Abstract : Complex heterogeneous materials, that scatter light in a highly complex way, present a huge challenge for imaging (think of seeing inside or through milk or biological tissues) and a very interesting playground to study fundamental issues of wave physics. In my talk, I will discuss how shaping the wavefront of a laser allows imaging in an through complex media, well beyond what was conventionally thought possible. I will also discuss how we can unravel some very fundamental properties of waves in disordered media.

11h30-12h30 - Prof. Charles M. Falco (College of Optical Sciences and Department of Physics,University of Arizona, Tucson)


Professor Charles Falco has joint appointments in Optical Sciences and Physics at the University of Arizona where he holds the UA Chair of Condensed Matter Physics. He is a Fellow of the American Physical Society, the Institute of Electrical and Electronics Engineers (IEEE), the Optical Society of America, and the Society of Photo-optical Instrumentation Engineers (SPIE), has published more than 275 scientific manuscripts, co-edited two books, has seven U.S. patents, and given over 400 invited talks at conferences, research institutions, and cultural organizations in 32 countries. However, in addition to his scientific research, he was co-curator of the Solomon R. Guggenheim museum's "The Art of the Motorcycle" which, with over 2 million visitors in New York, Chicago, Bilbao, and the Guggenheim Las Vegas, was by far the most successful exhibition of industrial design ever assembled. More recently, he and the world-renowned artist David Hockney found artists of such repute as van Eyck, Bellini and Caravaggio used optical projections in creating portions of their work. Three international conferences have been organized around these discoveries, and recognition for them includes the Ziegfield Lecture Award from the National Art Education Association, the Dwight Nicholson Medal from the American Physical Society, and a presentation in the opening ceremony of the 2015 United Nations International Year of Light.

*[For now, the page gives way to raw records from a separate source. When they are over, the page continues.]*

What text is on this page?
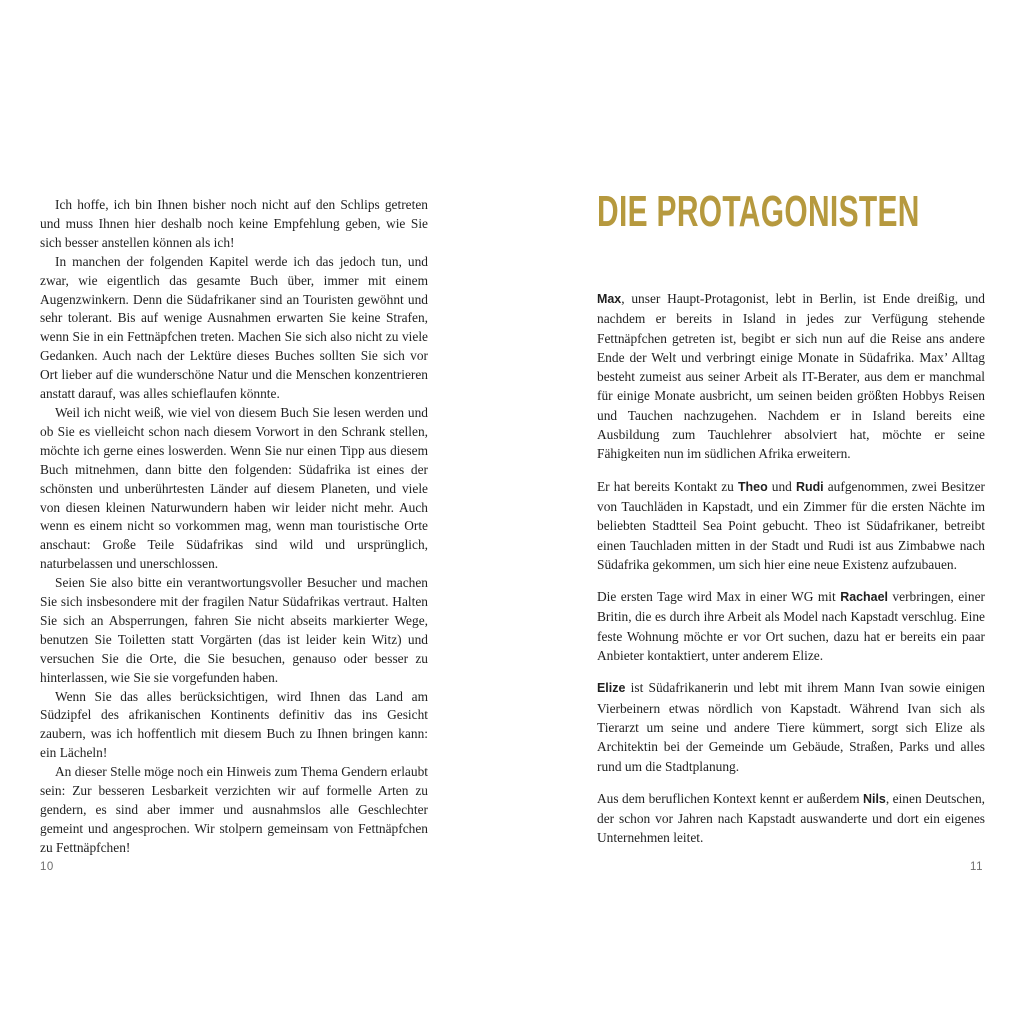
Ich hoffe, ich bin Ihnen bisher noch nicht auf den Schlips getreten und muss Ihnen hier deshalb noch keine Empfehlung geben, wie Sie sich besser anstellen können als ich!

In manchen der folgenden Kapitel werde ich das jedoch tun, und zwar, wie eigentlich das gesamte Buch über, immer mit einem Augenzwinkern. Denn die Südafrikaner sind an Touristen gewöhnt und sehr tolerant. Bis auf wenige Ausnahmen erwarten Sie keine Strafen, wenn Sie in ein Fettnäpfchen treten. Machen Sie sich also nicht zu viele Gedanken. Auch nach der Lektüre dieses Buches sollten Sie sich vor Ort lieber auf die wunderschöne Natur und die Menschen konzentrieren anstatt darauf, was alles schieflaufen könnte.

Weil ich nicht weiß, wie viel von diesem Buch Sie lesen werden und ob Sie es vielleicht schon nach diesem Vorwort in den Schrank stellen, möchte ich gerne eines loswerden. Wenn Sie nur einen Tipp aus diesem Buch mitnehmen, dann bitte den folgenden: Südafrika ist eines der schönsten und unberührtesten Länder auf diesem Planeten, und viele von diesen kleinen Naturwundern haben wir leider nicht mehr. Auch wenn es einem nicht so vorkommen mag, wenn man touristische Orte anschaut: Große Teile Südafrikas sind wild und ursprünglich, naturbelassen und unerschlossen.

Seien Sie also bitte ein verantwortungsvoller Besucher und machen Sie sich insbesondere mit der fragilen Natur Südafrikas vertraut. Halten Sie sich an Absperrungen, fahren Sie nicht abseits markierter Wege, benutzen Sie Toiletten statt Vorgärten (das ist leider kein Witz) und versuchen Sie die Orte, die Sie besuchen, genauso oder besser zu hinterlassen, wie Sie sie vorgefunden haben.

Wenn Sie das alles berücksichtigen, wird Ihnen das Land am Südzipfel des afrikanischen Kontinents definitiv das ins Gesicht zaubern, was ich hoffentlich mit diesem Buch zu Ihnen bringen kann: ein Lächeln!

An dieser Stelle möge noch ein Hinweis zum Thema Gendern erlaubt sein: Zur besseren Lesbarkeit verzichten wir auf formelle Arten zu gendern, es sind aber immer und ausnahmslos alle Geschlechter gemeint und angesprochen. Wir stolpern gemeinsam von Fettnäpfchen zu Fettnäpfchen!

10
DIE PROTAGONISTEN

Max, unser Haupt-Protagonist, lebt in Berlin, ist Ende dreißig, und nachdem er bereits in Island in jedes zur Verfügung stehende Fettnäpfchen getreten ist, begibt er sich nun auf die Reise ans andere Ende der Welt und verbringt einige Monate in Südafrika. Max’ Alltag besteht zumeist aus seiner Arbeit als IT-Berater, aus dem er manchmal für einige Monate ausbricht, um seinen beiden größten Hobbys Reisen und Tauchen nachzugehen. Nachdem er in Island bereits eine Ausbildung zum Tauchlehrer absolviert hat, möchte er seine Fähigkeiten nun im südlichen Afrika erweitern.

Er hat bereits Kontakt zu Theo und Rudi aufgenommen, zwei Besitzer von Tauchläden in Kapstadt, und ein Zimmer für die ersten Nächte im beliebten Stadtteil Sea Point gebucht. Theo ist Südafrikaner, betreibt einen Tauchladen mitten in der Stadt und Rudi ist aus Zimbabwe nach Südafrika gekommen, um sich hier eine neue Existenz aufzubauen.

Die ersten Tage wird Max in einer WG mit Rachael verbringen, einer Britin, die es durch ihre Arbeit als Model nach Kapstadt verschlug. Eine feste Wohnung möchte er vor Ort suchen, dazu hat er bereits ein paar Anbieter kontaktiert, unter anderem Elize.

Elize ist Südafrikanerin und lebt mit ihrem Mann Ivan sowie einigen Vierbeinern etwas nördlich von Kapstadt. Während Ivan sich als Tierarzt um seine und andere Tiere kümmert, sorgt sich Elize als Architektin bei der Gemeinde um Gebäude, Straßen, Parks und alles rund um die Stadtplanung.

Aus dem beruflichen Kontext kennt er außerdem Nils, einen Deutschen, der schon vor Jahren nach Kapstadt auswanderte und dort ein eigenes Unternehmen leitet.

11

The Science of Optics; The History of Art

Abstract : Recently, renowned artist David Hockney observed that certain drawings and paintings from as early as the Renaissance seemed almost "photographic" in detail.  Following an extensive visual investigation of western art of the past 1000 years, he made the revolutionary claim that artists even of the prominence of van Eyck and Bellini must have used optical aids.  However, many art historians insisted there was no supporting evidence for such a remarkable assertion.  In this talk I show a wealth of optical evidence for his claim that Hockney and I subsequently discovered during an unusual, and remarkably productive, collaboration between an artist and a scientist.  I also discuss the imaging properties of the "mirror lens" (concave mirror), and some of the implications this work has for the history of science as well as the history of art (and the modern fields of machine vision and computerized image analysis).  These discoveries convincingly demonstrate optical instruments were in use -- by artists, not scientists -- nearly 200 years earlier than commonly thought possible, and account for the remarkable transformation in the reality of portraits that occurred early in the 15th century.  (

 Acknowledgments :  This work was done in collaboration with David Hockney.  We gratefully acknowledge David Graves (London), Ultan Guilfoyle (Guggenheim), Martin Kemp (Oxford U.), Masud Mansuripur (U. Arizona), José Sasián (U. Arizona), Richard Schmidt (Los Angeles), and Lawrence Weschler (The New Yorker) for a variety of valuable contributions to our efforts.